キーワード:Cs-137、バイオエアロゾル

2011年の福島第一原子力発電所事故によって大気中に放出された放射性物質の一部は、関東北部にも飛来し沈着した。茨城県つくば市の気象研究所でも、原発事故直後から数年の間は、捕集した大気エアロゾルから微量の放射性物質を検出している。原発事故直後は、福島からの直接輸送によって放射性物質が輸送されていたが、直接輸送の影響が少なくなった2013年においては、つくば周辺で一度沈着したCs-137が再飛散していたことが考えられる。

福島県浪江町では、夏季において生物起源のエアロゾルが飛散していることが知られていたが、走査型電子顕微鏡(SEM)と光学顕微鏡の観察から、この生物起源のエアロゾルがキノコやカビのような菌・胞子が中心であることが分かった。また現地で採取した試料をDNA分析すると、その多くが担子菌・子嚢菌の類であることから、これらの胞子がCs-137を大気中に供給しているものと考えられ、バイオエアロゾルが放射性物質の大気再飛散に大きな寄与をもたらしていることが示唆された。

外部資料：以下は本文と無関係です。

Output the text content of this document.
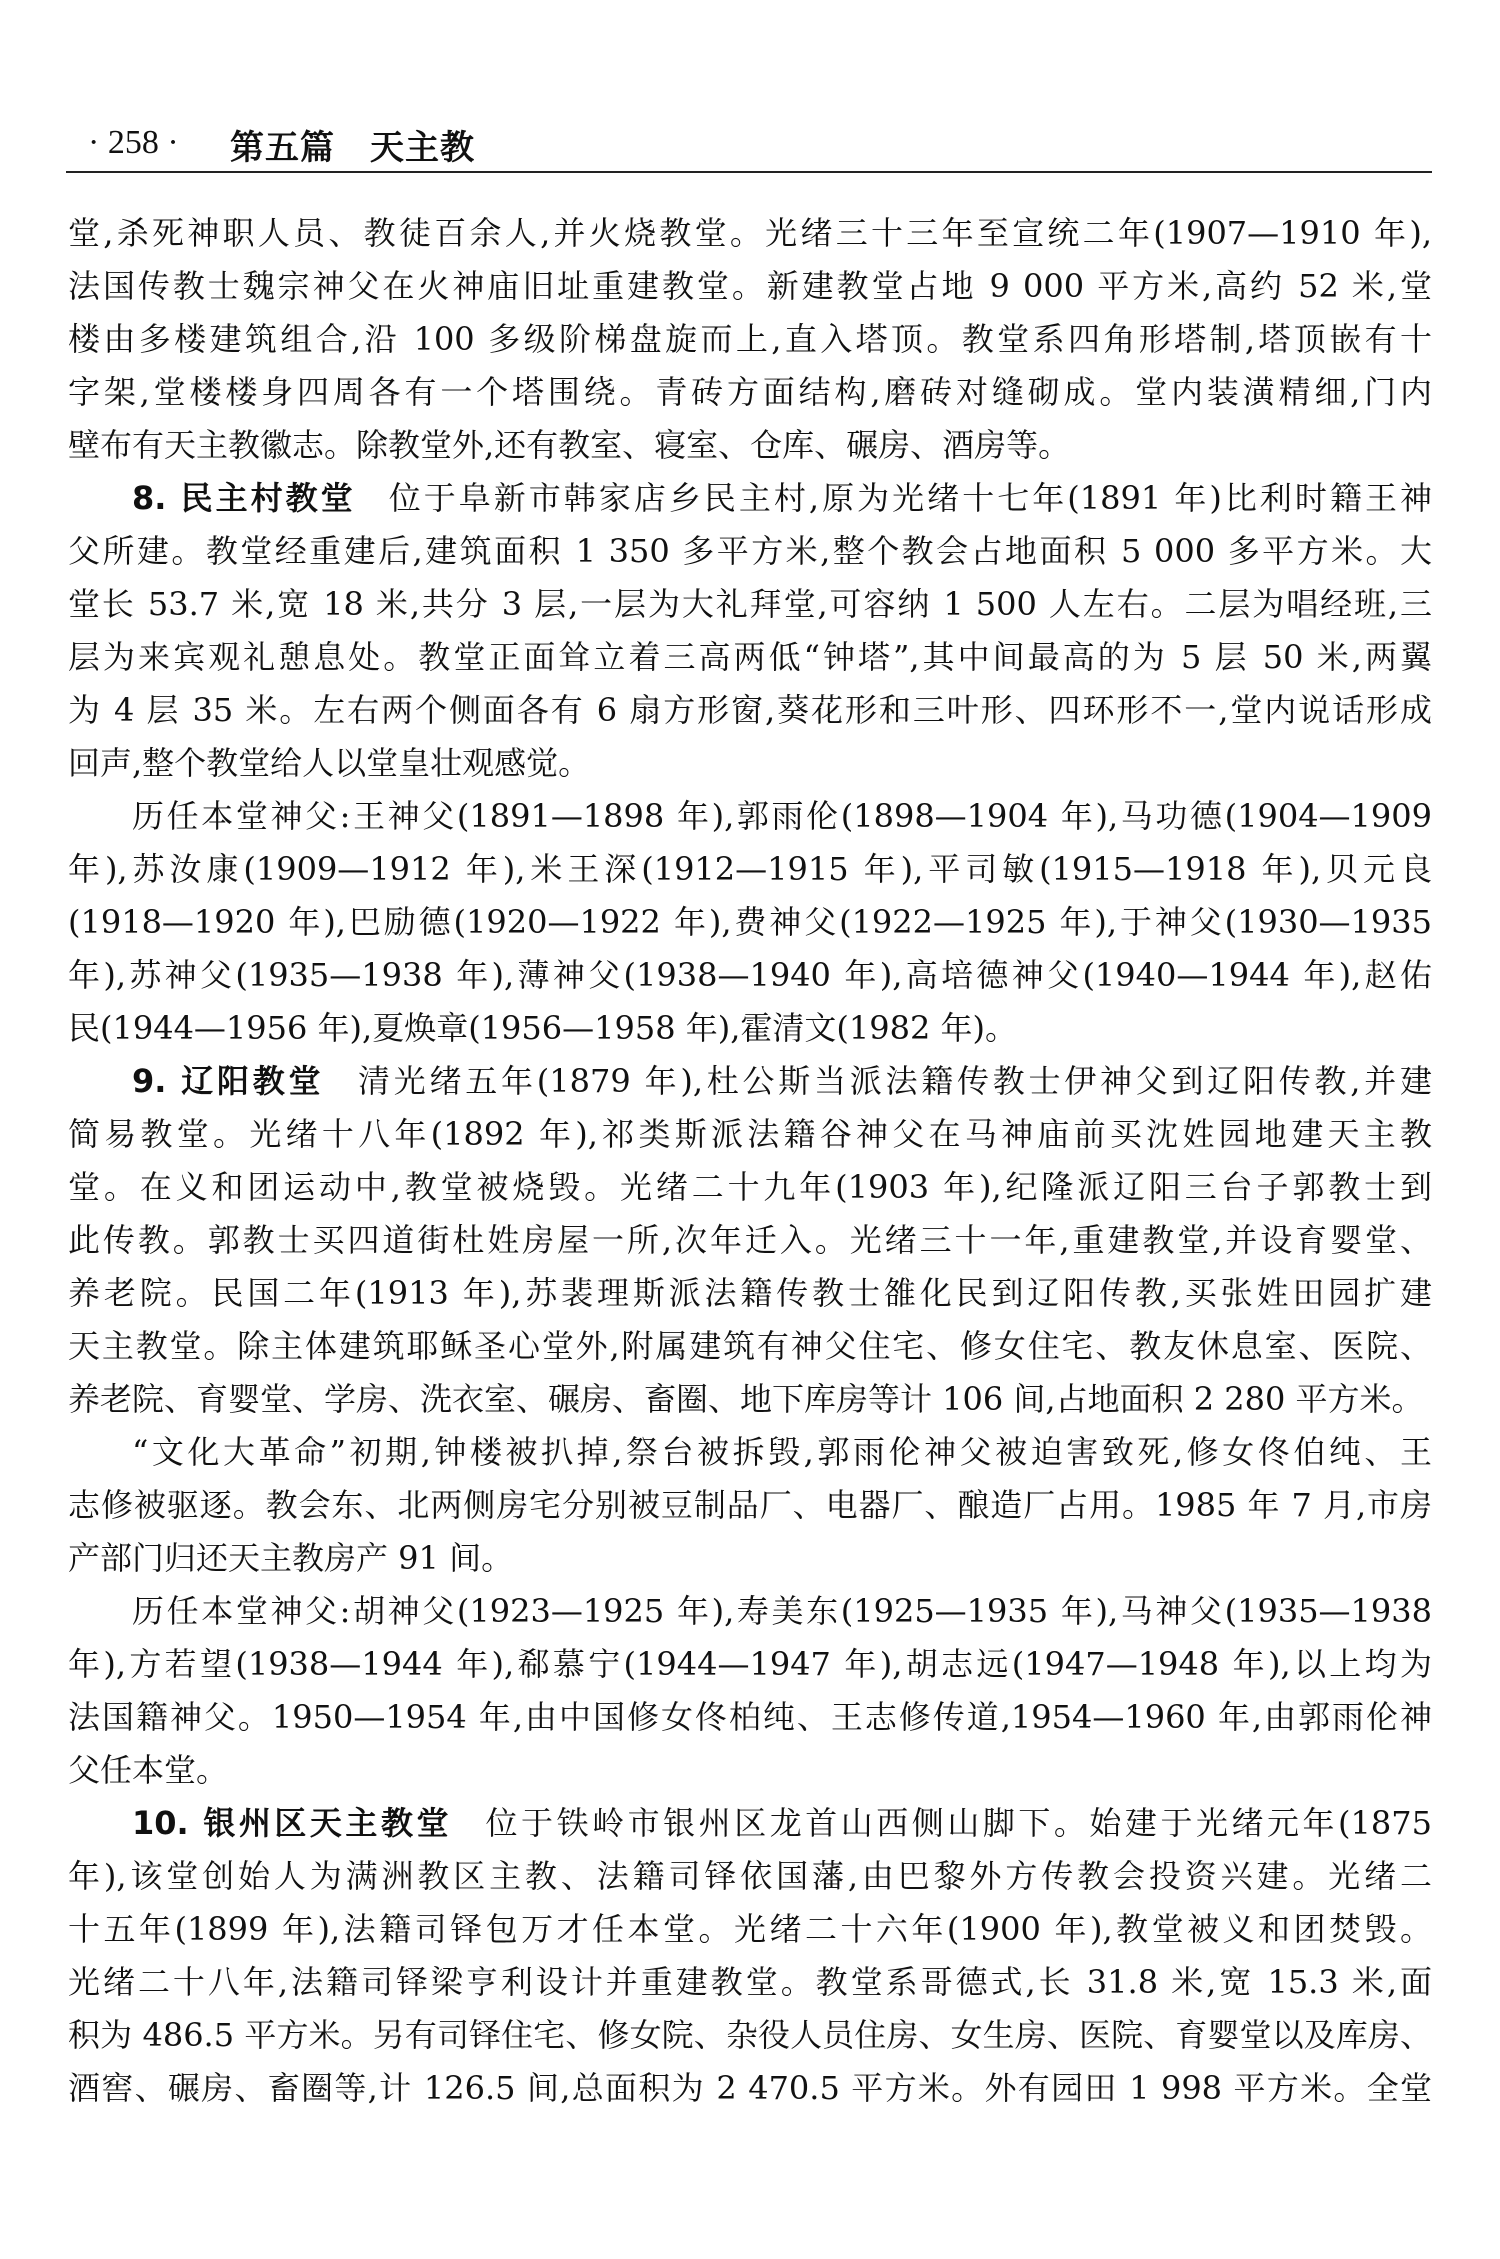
· 258 · 第五篇　天主教
堂,杀死神职人员、教徒百余人,并火烧教堂。光绪三十三年至宣统二年(1907—1910 年),
法国传教士魏宗神父在火神庙旧址重建教堂。新建教堂占地 9 000 平方米,高约 52 米,堂
楼由多楼建筑组合,沿 100 多级阶梯盘旋而上,直入塔顶。教堂系四角形塔制,塔顶嵌有十
字架,堂楼楼身四周各有一个塔围绕。青砖方面结构,磨砖对缝砌成。堂内装潢精细,门内
壁布有天主教徽志。除教堂外,还有教室、寝室、仓库、碾房、酒房等。
8. 民主村教堂 位于阜新市韩家店乡民主村,原为光绪十七年(1891 年)比利时籍王神
父所建。教堂经重建后,建筑面积 1 350 多平方米,整个教会占地面积 5 000 多平方米。大
堂长 53.7 米,宽 18 米,共分 3 层,一层为大礼拜堂,可容纳 1 500 人左右。二层为唱经班,三
层为来宾观礼憩息处。教堂正面耸立着三高两低“钟塔”,其中间最高的为 5 层 50 米,两翼
为 4 层 35 米。左右两个侧面各有 6 扇方形窗,葵花形和三叶形、四环形不一,堂内说话形成
回声,整个教堂给人以堂皇壮观感觉。
历任本堂神父:王神父(1891—1898 年),郭雨伦(1898—1904 年),马功德(1904—1909
年),苏汝康(1909—1912 年),米王深(1912—1915 年),平司敏(1915—1918 年),贝元良
(1918—1920 年),巴励德(1920—1922 年),费神父(1922—1925 年),于神父(1930—1935
年),苏神父(1935—1938 年),薄神父(1938—1940 年),高培德神父(1940—1944 年),赵佑
民(1944—1956 年),夏焕章(1956—1958 年),霍清文(1982 年)。
9. 辽阳教堂 清光绪五年(1879 年),杜公斯当派法籍传教士伊神父到辽阳传教,并建
简易教堂。光绪十八年(1892 年),祁类斯派法籍谷神父在马神庙前买沈姓园地建天主教
堂。在义和团运动中,教堂被烧毁。光绪二十九年(1903 年),纪隆派辽阳三台子郭教士到
此传教。郭教士买四道街杜姓房屋一所,次年迁入。光绪三十一年,重建教堂,并设育婴堂、
养老院。民国二年(1913 年),苏裴理斯派法籍传教士雒化民到辽阳传教,买张姓田园扩建
天主教堂。除主体建筑耶稣圣心堂外,附属建筑有神父住宅、修女住宅、教友休息室、医院、
养老院、育婴堂、学房、洗衣室、碾房、畜圈、地下库房等计 106 间,占地面积 2 280 平方米。
“文化大革命”初期,钟楼被扒掉,祭台被拆毁,郭雨伦神父被迫害致死,修女佟伯纯、王
志修被驱逐。教会东、北两侧房宅分别被豆制品厂、电器厂、酿造厂占用。1985 年 7 月,市房
产部门归还天主教房产 91 间。
历任本堂神父:胡神父(1923—1925 年),寿美东(1925—1935 年),马神父(1935—1938
年),方若望(1938—1944 年),郗慕宁(1944—1947 年),胡志远(1947—1948 年),以上均为
法国籍神父。1950—1954 年,由中国修女佟柏纯、王志修传道,1954—1960 年,由郭雨伦神
父任本堂。
10. 银州区天主教堂 位于铁岭市银州区龙首山西侧山脚下。始建于光绪元年(1875
年),该堂创始人为满洲教区主教、法籍司铎依国藩,由巴黎外方传教会投资兴建。光绪二
十五年(1899 年),法籍司铎包万才任本堂。光绪二十六年(1900 年),教堂被义和团焚毁。
光绪二十八年,法籍司铎梁亨利设计并重建教堂。教堂系哥德式,长 31.8 米,宽 15.3 米,面
积为 486.5 平方米。另有司铎住宅、修女院、杂役人员住房、女生房、医院、育婴堂以及库房、
酒窖、碾房、畜圈等,计 126.5 间,总面积为 2 470.5 平方米。外有园田 1 998 平方米。全堂
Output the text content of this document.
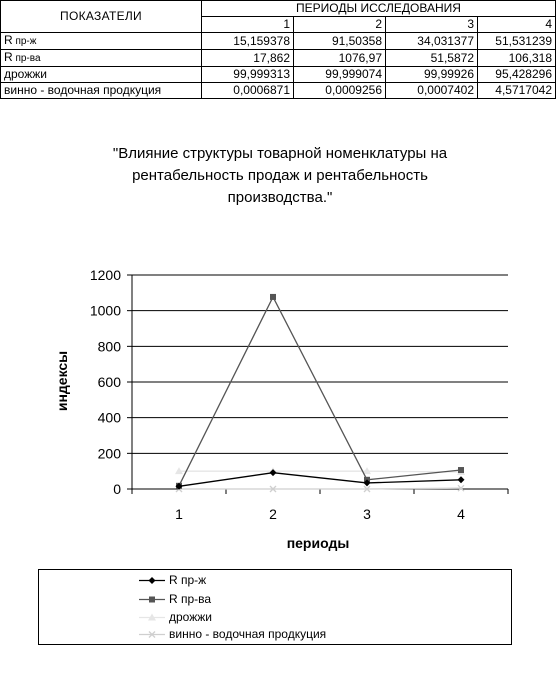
ПОКАЗАТЕЛИ	ПЕРИОДЫ ИССЛЕДОВАНИЯ			
	1	2	3	4
R пр-ж	15,159378	91,50358	34,031377	51,531239
R пр-ва	17,862	1076,97	51,5872	106,318
дрожжи	99,999313	99,999074	99,99926	95,428296
винно - водочная продкуция	0,0006871	0,0009256	0,0007402	4,5717042
"Влияние структуры товарной номенклатуры на
рентабельность продаж и рентабельность
производства."
0
200
400
600
800
1000
1200
1	2	3	4
индексы
периоды
R пр-ж
R пр-ва
дрожжи
винно - водочная продкуция
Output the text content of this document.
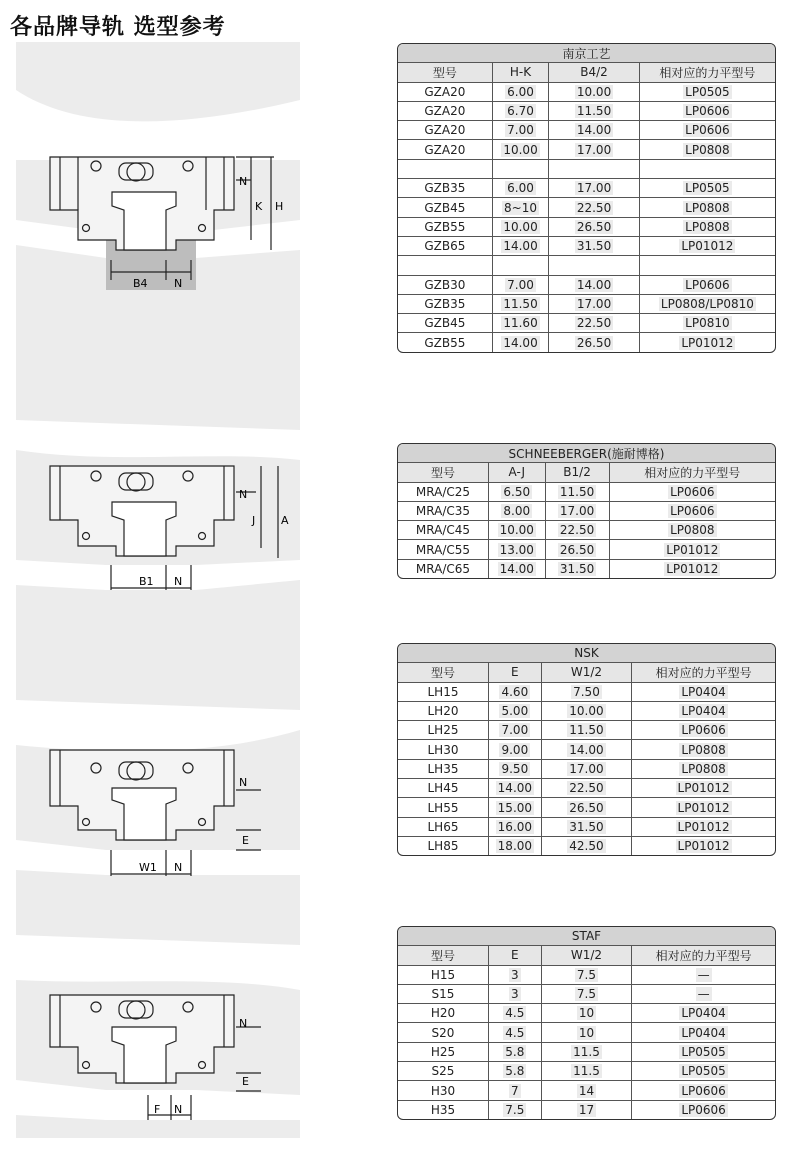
各品牌导轨 选型参考
N
K H
B4 N
N
J A
B1 N
N
E
W1 N
N
E
F N
南京工艺			
型号	H-K	B4/2	相对应的力平型号
GZA20	6.00	10.00	LP0505
GZA20	6.70	11.50	LP0606
GZA20	7.00	14.00	LP0606
GZA20	10.00	17.00	LP0808

GZB35	6.00	17.00	LP0505
GZB45	8~10	22.50	LP0808
GZB55	10.00	26.50	LP0808
GZB65	14.00	31.50	LP01012

GZB30	7.00	14.00	LP0606
GZB35	11.50	17.00	LP0808/LP0810
GZB45	11.60	22.50	LP0810
GZB55	14.00	26.50	LP01012
SCHNEEBERGER(施耐博格)			
型号	A-J	B1/2	相对应的力平型号
MRA/C25	6.50	11.50	LP0606
MRA/C35	8.00	17.00	LP0606
MRA/C45	10.00	22.50	LP0808
MRA/C55	13.00	26.50	LP01012
MRA/C65	14.00	31.50	LP01012
NSK			
型号	E	W1/2	相对应的力平型号
LH15	4.60	7.50	LP0404
LH20	5.00	10.00	LP0404
LH25	7.00	11.50	LP0606
LH30	9.00	14.00	LP0808
LH35	9.50	17.00	LP0808
LH45	14.00	22.50	LP01012
LH55	15.00	26.50	LP01012
LH65	16.00	31.50	LP01012
LH85	18.00	42.50	LP01012
STAF			
型号	E	W1/2	相对应的力平型号
H15	3	7.5	—
S15	3	7.5	—
H20	4.5	10	LP0404
S20	4.5	10	LP0404
H25	5.8	11.5	LP0505
S25	5.8	11.5	LP0505
H30	7	14	LP0606
H35	7.5	17	LP0606
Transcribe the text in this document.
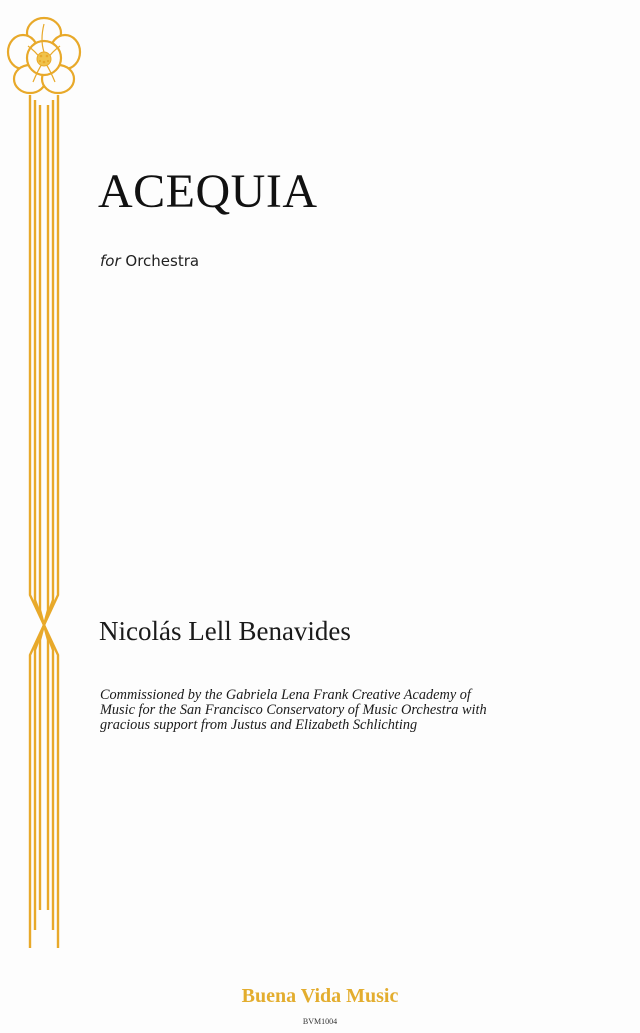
ACEQUIA

for Orchestra

Nicolás Lell Benavides

Commissioned by the Gabriela Lena Frank Creative Academy of
Music for the San Francisco Conservatory of Music Orchestra with
gracious support from Justus and Elizabeth Schlichting

Buena Vida Music

BVM1004
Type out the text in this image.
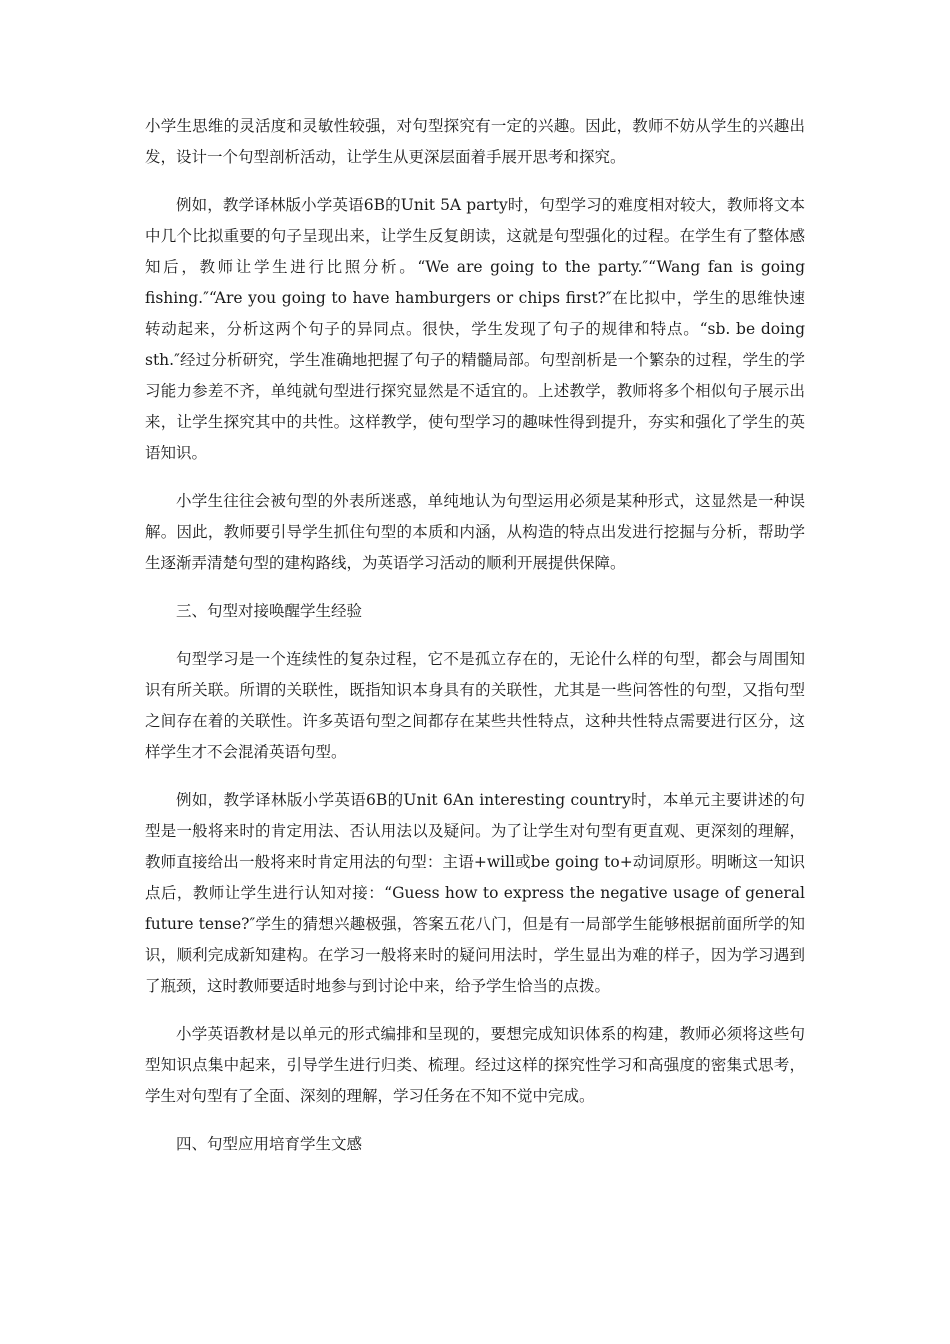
小学生思维的灵活度和灵敏性较强，对句型探究有一定的兴趣。因此，教师不妨从学生的兴趣出发，设计一个句型剖析活动，让学生从更深层面着手展开思考和探究。

例如，教学译林版小学英语6B的Unit 5A party时，句型学习的难度相对较大，教师将文本中几个比拟重要的句子呈现出来，让学生反复朗读，这就是句型强化的过程。在学生有了整体感知后，教师让学生进行比照分析。“We are going to the party.″“Wang fan is going fishing.″“Are you going to have hamburgers or chips first?″在比拟中，学生的思维快速转动起来，分析这两个句子的异同点。很快，学生发现了句子的规律和特点。“sb. be doing sth.″经过分析研究，学生准确地把握了句子的精髓局部。句型剖析是一个繁杂的过程，学生的学习能力参差不齐，单纯就句型进行探究显然是不适宜的。上述教学，教师将多个相似句子展示出来，让学生探究其中的共性。这样教学，使句型学习的趣味性得到提升，夯实和强化了学生的英语知识。

小学生往往会被句型的外表所迷惑，单纯地认为句型运用必须是某种形式，这显然是一种误解。因此，教师要引导学生抓住句型的本质和内涵，从构造的特点出发进行挖掘与分析，帮助学生逐渐弄清楚句型的建构路线，为英语学习活动的顺利开展提供保障。

三、句型对接唤醒学生经验

句型学习是一个连续性的复杂过程，它不是孤立存在的，无论什么样的句型，都会与周围知识有所关联。所谓的关联性，既指知识本身具有的关联性，尤其是一些问答性的句型，又指句型之间存在着的关联性。许多英语句型之间都存在某些共性特点，这种共性特点需要进行区分，这样学生才不会混淆英语句型。

例如，教学译林版小学英语6B的Unit 6An interesting country时，本单元主要讲述的句型是一般将来时的肯定用法、否认用法以及疑问。为了让学生对句型有更直观、更深刻的理解，教师直接给出一般将来时肯定用法的句型：主语+will或be going to+动词原形。明晰这一知识点后，教师让学生进行认知对接：“Guess how to express the negative usage of general future tense?″学生的猜想兴趣极强，答案五花八门，但是有一局部学生能够根据前面所学的知识，顺利完成新知建构。在学习一般将来时的疑问用法时，学生显出为难的样子，因为学习遇到了瓶颈，这时教师要适时地参与到讨论中来，给予学生恰当的点拨。

小学英语教材是以单元的形式编排和呈现的，要想完成知识体系的构建，教师必须将这些句型知识点集中起来，引导学生进行归类、梳理。经过这样的探究性学习和高强度的密集式思考，学生对句型有了全面、深刻的理解，学习任务在不知不觉中完成。

四、句型应用培育学生文感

つくば市における大気エアロゾルも、これまではブラックカーボンのような炭素質エアロゾルが多く飛散していたと考えられていたが、2013年のつくば市の大気試料をSEM分析及び光学顕微鏡観察を行うと、夏季にバイオエアロゾルが飛散していることが分かった。この大気試料中に微量ながら放射性物質が検出されていることから、つくば市でもバイオエアロゾルが大気放射能の変動に寄与しているのか検討する。